LLM-as-a-Judge is Bad, Based on AI Attempting the Exam Qualifying for the Member of the Polish National Board of Appeal
Michał Karp, Anna Kubaszewska, Magdalena Król, Robert Król, Aleksander Smywiński-Pohl, Mateusz Szymański, Witold Wydmański
TL;DR
This paper empirically evaluates whether contemporary LLMs can pass Poland's National Appeal Chamber qualification exam and whether an LLM-based examiner can reliably judge model outputs. It deploys a hybrid retrieval pipeline and three leading models (GPT-4.1, Claude 4 Sonnet, Bielik-11B-v2.6) across both a knowledge test and a formal judgment-writing task, under closed-book and retrieval-augmented settings. Results show models achieve limited success on the knowledge portion but fail to produce legally coherent judgments; LLM-based evaluation diverges from human judgments, often inflating scores and masking substantive deficiencies.

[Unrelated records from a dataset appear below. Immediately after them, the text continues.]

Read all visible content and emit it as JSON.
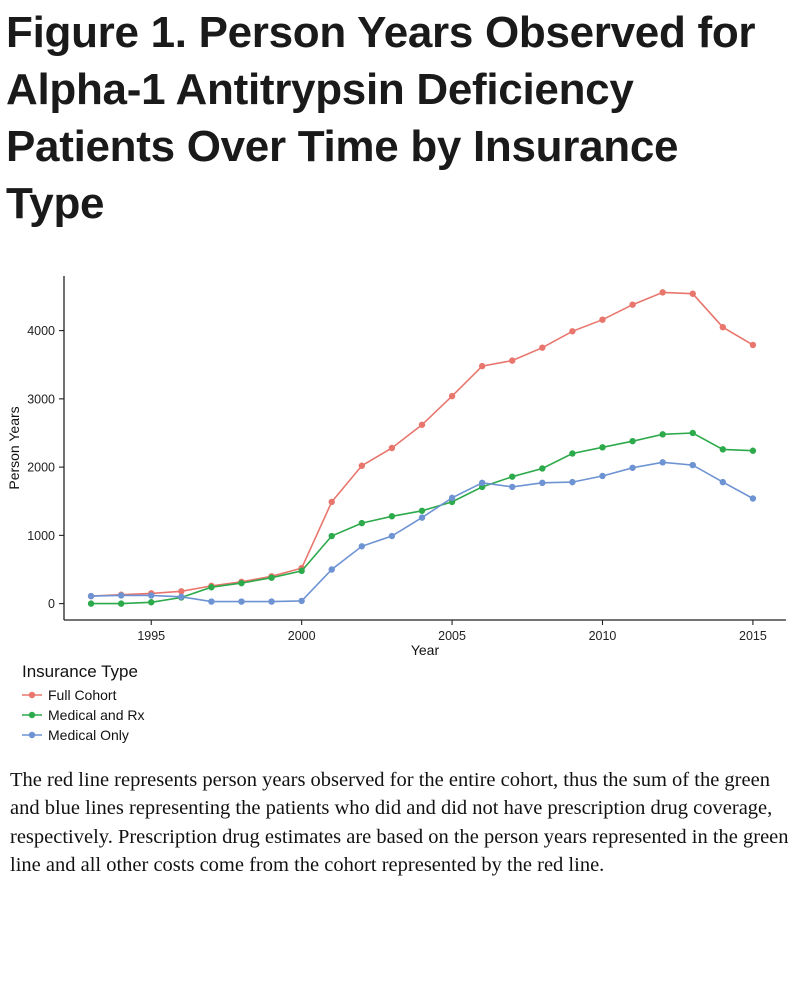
{
  "title": "Figure 1. Person Years Observed for Alpha-1 Antitrypsin Deficiency Patients Over Time by Insurance Type",
  "caption": "The red line represents person years observed for the entire cohort, thus the sum of the green and blue lines representing the patients who did and did not have prescription drug coverage, respectively. Prescription drug estimates are based on the person years represented in the green line and all other costs come from the cohort represented by the red line.",
  "chart_data": {
    "type": "line",
    "xlabel": "Year",
    "ylabel": "Person Years",
    "x": [
      1993,
      1994,
      1995,
      1996,
      1997,
      1998,
      1999,
      2000,
      2001,
      2002,
      2003,
      2004,
      2005,
      2006,
      2007,
      2008,
      2009,
      2010,
      2011,
      2012,
      2013,
      2014,
      2015
    ],
    "xticks": [
      1995,
      2000,
      2005,
      2010,
      2015
    ],
    "yticks": [
      0,
      1000,
      2000,
      3000,
      4000
    ],
    "xlim": [
      1992.1,
      2016.1
    ],
    "ylim": [
      -240,
      4800
    ],
    "grid": false,
    "legend_title": "Insurance Type",
    "legend_position": "bottom-left",
    "series": [
      {
        "name": "Full Cohort",
        "color": "#E8766D",
        "values": [
          110,
          130,
          150,
          180,
          260,
          320,
          400,
          520,
          1490,
          2020,
          2280,
          2620,
          3040,
          3480,
          3560,
          3750,
          3990,
          4160,
          4380,
          4560,
          4540,
          4050,
          3790
        ]
      },
      {
        "name": "Medical and Rx",
        "color": "#2DAA4B",
        "values": [
          0,
          0,
          20,
          90,
          240,
          300,
          380,
          480,
          990,
          1180,
          1280,
          1360,
          1490,
          1710,
          1860,
          1980,
          2200,
          2290,
          2380,
          2480,
          2500,
          2260,
          2240
        ]
      },
      {
        "name": "Medical Only",
        "color": "#6E93D3",
        "values": [
          110,
          120,
          120,
          100,
          30,
          30,
          30,
          40,
          500,
          840,
          990,
          1260,
          1550,
          1770,
          1710,
          1770,
          1780,
          1870,
          1990,
          2070,
          2030,
          1780,
          1540
        ]
      }
    ]
  }
}
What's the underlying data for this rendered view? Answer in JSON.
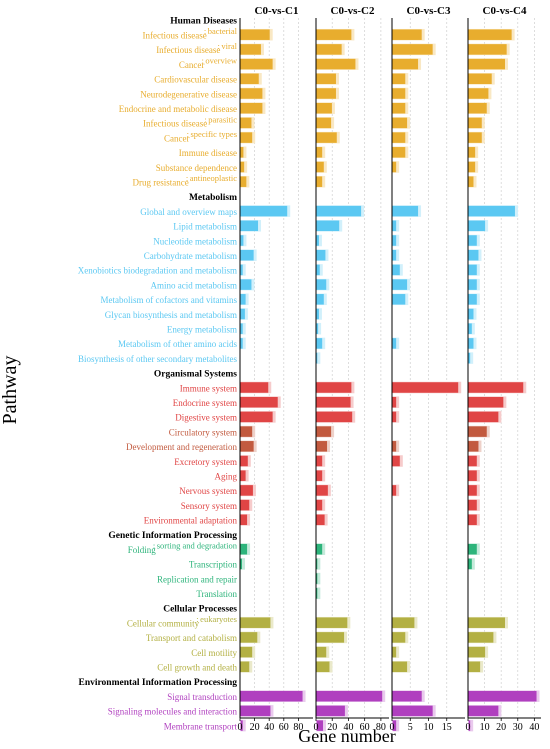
{
  "chart_data": {
    "type": "bar",
    "orientation": "horizontal",
    "ylabel": "Pathway",
    "xlabel": "Gene number",
    "grid": true,
    "colors": {
      "Human Diseases": "#e8ad2e",
      "Metabolism": "#5bc8f2",
      "Organismal Systems": "#e04545",
      "Organismal Systems (dark)": "#c25a3f",
      "Genetic Information Processing": "#2db47b",
      "Cellular Processes": "#b3b043",
      "Environmental Information Processing": "#b03fbf"
    },
    "panels": [
      {
        "title": "C0-vs-C1",
        "xlim": [
          0,
          100
        ],
        "ticks": [
          0,
          20,
          40,
          60,
          80
        ]
      },
      {
        "title": "C0-vs-C2",
        "xlim": [
          0,
          90
        ],
        "ticks": [
          0,
          20,
          40,
          60,
          80
        ]
      },
      {
        "title": "C0-vs-C3",
        "xlim": [
          0,
          20
        ],
        "ticks": [
          0,
          5,
          10,
          15
        ]
      },
      {
        "title": "C0-vs-C4",
        "xlim": [
          0,
          44
        ],
        "ticks": [
          0,
          10,
          20,
          30,
          40
        ]
      }
    ],
    "rows": [
      {
        "kind": "group",
        "label": "Human Diseases"
      },
      {
        "kind": "bar",
        "label": "Infectious disease",
        "sup": "bacterial",
        "cat": "Human Diseases",
        "values": [
          40,
          43,
          8,
          26
        ]
      },
      {
        "kind": "bar",
        "label": "Infectious disease",
        "sup": "viral",
        "cat": "Human Diseases",
        "values": [
          28,
          31,
          11,
          23
        ]
      },
      {
        "kind": "bar",
        "label": "Cancer",
        "sup": "overview",
        "cat": "Human Diseases",
        "values": [
          44,
          48,
          7,
          22
        ]
      },
      {
        "kind": "bar",
        "label": "Cardiovascular disease",
        "cat": "Human Diseases",
        "values": [
          25,
          24,
          3.5,
          14
        ]
      },
      {
        "kind": "bar",
        "label": "Neurodegenerative disease",
        "cat": "Human Diseases",
        "values": [
          30,
          24,
          3.5,
          12
        ]
      },
      {
        "kind": "bar",
        "label": "Endocrine and metabolic disease",
        "cat": "Human Diseases",
        "values": [
          30,
          19,
          3.5,
          11
        ]
      },
      {
        "kind": "bar",
        "label": "Infectious disease",
        "sup": "parasitic",
        "cat": "Human Diseases",
        "values": [
          15,
          18,
          4,
          8
        ]
      },
      {
        "kind": "bar",
        "label": "Cancer",
        "sup": "specific types",
        "cat": "Human Diseases",
        "values": [
          16,
          25,
          3.5,
          8
        ]
      },
      {
        "kind": "bar",
        "label": "Immune disease",
        "cat": "Human Diseases",
        "values": [
          4,
          7,
          3.5,
          4
        ]
      },
      {
        "kind": "bar",
        "label": "Substance dependence",
        "cat": "Human Diseases",
        "values": [
          5,
          9,
          1,
          4
        ]
      },
      {
        "kind": "bar",
        "label": "Drug resistance",
        "sup": "antineoplastic",
        "cat": "Human Diseases",
        "values": [
          8,
          7,
          0,
          3
        ]
      },
      {
        "kind": "group",
        "label": "Metabolism"
      },
      {
        "kind": "bar",
        "label": "Global and overview maps",
        "cat": "Metabolism",
        "values": [
          64,
          55,
          7,
          28
        ]
      },
      {
        "kind": "bar",
        "label": "Lipid metabolism",
        "cat": "Metabolism",
        "values": [
          24,
          28,
          1,
          10
        ]
      },
      {
        "kind": "bar",
        "label": "Nucleotide metabolism",
        "cat": "Metabolism",
        "values": [
          4,
          3,
          1,
          5
        ]
      },
      {
        "kind": "bar",
        "label": "Carbohydrate metabolism",
        "cat": "Metabolism",
        "values": [
          18,
          11,
          1,
          6
        ]
      },
      {
        "kind": "bar",
        "label": "Xenobiotics biodegradation and metabolism",
        "cat": "Metabolism",
        "values": [
          3,
          4,
          2,
          5
        ]
      },
      {
        "kind": "bar",
        "label": "Amino acid metabolism",
        "cat": "Metabolism",
        "values": [
          15,
          12,
          4,
          5
        ]
      },
      {
        "kind": "bar",
        "label": "Metabolism of cofactors and vitamins",
        "cat": "Metabolism",
        "values": [
          7,
          9,
          3.5,
          5
        ]
      },
      {
        "kind": "bar",
        "label": "Glycan biosynthesis and metabolism",
        "cat": "Metabolism",
        "values": [
          6,
          3,
          0,
          3
        ]
      },
      {
        "kind": "bar",
        "label": "Energy metabolism",
        "cat": "Metabolism",
        "values": [
          3,
          2,
          0,
          2
        ]
      },
      {
        "kind": "bar",
        "label": "Metabolism of other amino acids",
        "cat": "Metabolism",
        "values": [
          3,
          7,
          1,
          3
        ]
      },
      {
        "kind": "bar",
        "label": "Biosynthesis of other secondary metabolites",
        "cat": "Metabolism",
        "values": [
          0,
          1,
          0,
          1
        ]
      },
      {
        "kind": "group",
        "label": "Organismal Systems"
      },
      {
        "kind": "bar",
        "label": "Immune system",
        "cat": "Organismal Systems",
        "values": [
          38,
          43,
          18,
          33
        ]
      },
      {
        "kind": "bar",
        "label": "Endocrine system",
        "cat": "Organismal Systems",
        "values": [
          51,
          42,
          1,
          21
        ]
      },
      {
        "kind": "bar",
        "label": "Digestive system",
        "cat": "Organismal Systems",
        "values": [
          44,
          44,
          1,
          18
        ]
      },
      {
        "kind": "bar",
        "label": "Circulatory system",
        "cat": "Organismal Systems (dark)",
        "values": [
          16,
          18,
          0,
          11
        ]
      },
      {
        "kind": "bar",
        "label": "Development and regeneration",
        "cat": "Organismal Systems (dark)",
        "values": [
          18,
          13,
          1,
          6
        ]
      },
      {
        "kind": "bar",
        "label": "Excretory system",
        "cat": "Organismal Systems",
        "values": [
          10,
          7,
          2,
          5
        ]
      },
      {
        "kind": "bar",
        "label": "Aging",
        "cat": "Organismal Systems",
        "values": [
          7,
          7,
          0,
          5
        ]
      },
      {
        "kind": "bar",
        "label": "Nervous system",
        "cat": "Organismal Systems",
        "values": [
          17,
          14,
          1,
          5
        ]
      },
      {
        "kind": "bar",
        "label": "Sensory system",
        "cat": "Organismal Systems",
        "values": [
          12,
          7,
          0,
          5
        ]
      },
      {
        "kind": "bar",
        "label": "Environmental adaptation",
        "cat": "Organismal Systems",
        "values": [
          9,
          10,
          0,
          5
        ]
      },
      {
        "kind": "group",
        "label": "Genetic Information Processing"
      },
      {
        "kind": "bar",
        "label": "Folding",
        "sup": "sorting and degradation",
        "cat": "Genetic Information Processing",
        "values": [
          9,
          7,
          0,
          5
        ]
      },
      {
        "kind": "bar",
        "label": "Transcription",
        "cat": "Genetic Information Processing",
        "values": [
          2,
          1,
          0,
          2
        ]
      },
      {
        "kind": "bar",
        "label": "Replication and repair",
        "cat": "Genetic Information Processing",
        "values": [
          0,
          1,
          0,
          0
        ]
      },
      {
        "kind": "bar",
        "label": "Translation",
        "cat": "Genetic Information Processing",
        "values": [
          0,
          1,
          0,
          0
        ]
      },
      {
        "kind": "group",
        "label": "Cellular Processes"
      },
      {
        "kind": "bar",
        "label": "Cellular community",
        "sup": "eukaryotes",
        "cat": "Cellular Processes",
        "values": [
          41,
          38,
          6,
          22
        ]
      },
      {
        "kind": "bar",
        "label": "Transport and catabolism",
        "cat": "Cellular Processes",
        "values": [
          23,
          34,
          3.5,
          15
        ]
      },
      {
        "kind": "bar",
        "label": "Cell motility",
        "cat": "Cellular Processes",
        "values": [
          16,
          12,
          1,
          10
        ]
      },
      {
        "kind": "bar",
        "label": "Cell growth and death",
        "cat": "Cellular Processes",
        "values": [
          12,
          16,
          4,
          7
        ]
      },
      {
        "kind": "group",
        "label": "Environmental Information Processing"
      },
      {
        "kind": "bar",
        "label": "Signal transduction",
        "cat": "Environmental Information Processing",
        "values": [
          85,
          81,
          8,
          41
        ]
      },
      {
        "kind": "bar",
        "label": "Signaling molecules and interaction",
        "cat": "Environmental Information Processing",
        "values": [
          41,
          35,
          11,
          18
        ]
      },
      {
        "kind": "bar",
        "label": "Membrane transport",
        "cat": "Environmental Information Processing",
        "values": [
          3,
          8,
          1,
          1
        ]
      }
    ]
  }
}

The study concludes that current LLMs cannot replace human adjudicators, though they offer potential as augmentation tools under strict human oversight and iterative collaboration between legal and technical experts.
Abstract
This study provides an empirical assessment of whether current large language models (LLMs) can pass the official qualifying examination for membership in Poland's National Appeal Chamber (Krajowa Izba Odwoławcza). The authors examine two related ideas: using LLM as actual exam candidates and applying the 'LLM-as-a-judge' approach, in which model-generated answers are automatically evaluated by other models. The paper describes the structure of the exam, which includes a multiple-choice knowledge test on public procurement law and a written judgment, and presents the hybrid information recovery and extraction pipeline built to support the models. Several LLMs (including GPT-4.1, Claude 4 Sonnet and Bielik-11B-v2.6) were tested in closed-book and various Retrieval-Augmented Generation settings. The results show that although the models achieved satisfactory scores in the knowledge test, none met the passing threshold in the practical written part, and the evaluations of the 'LLM-as-a-judge' often diverged from the judgments of the official examining committee. The authors highlight key limitations: susceptibility to hallucinations, incorrect citation of legal provisions, weaknesses in logical argumentation, and the need for close collaboration between legal experts and technical teams. The findings indicate that, despite rapid technological progress, current LLMs cannot yet replace human judges or independent examiners in Polish public procurement adjudication.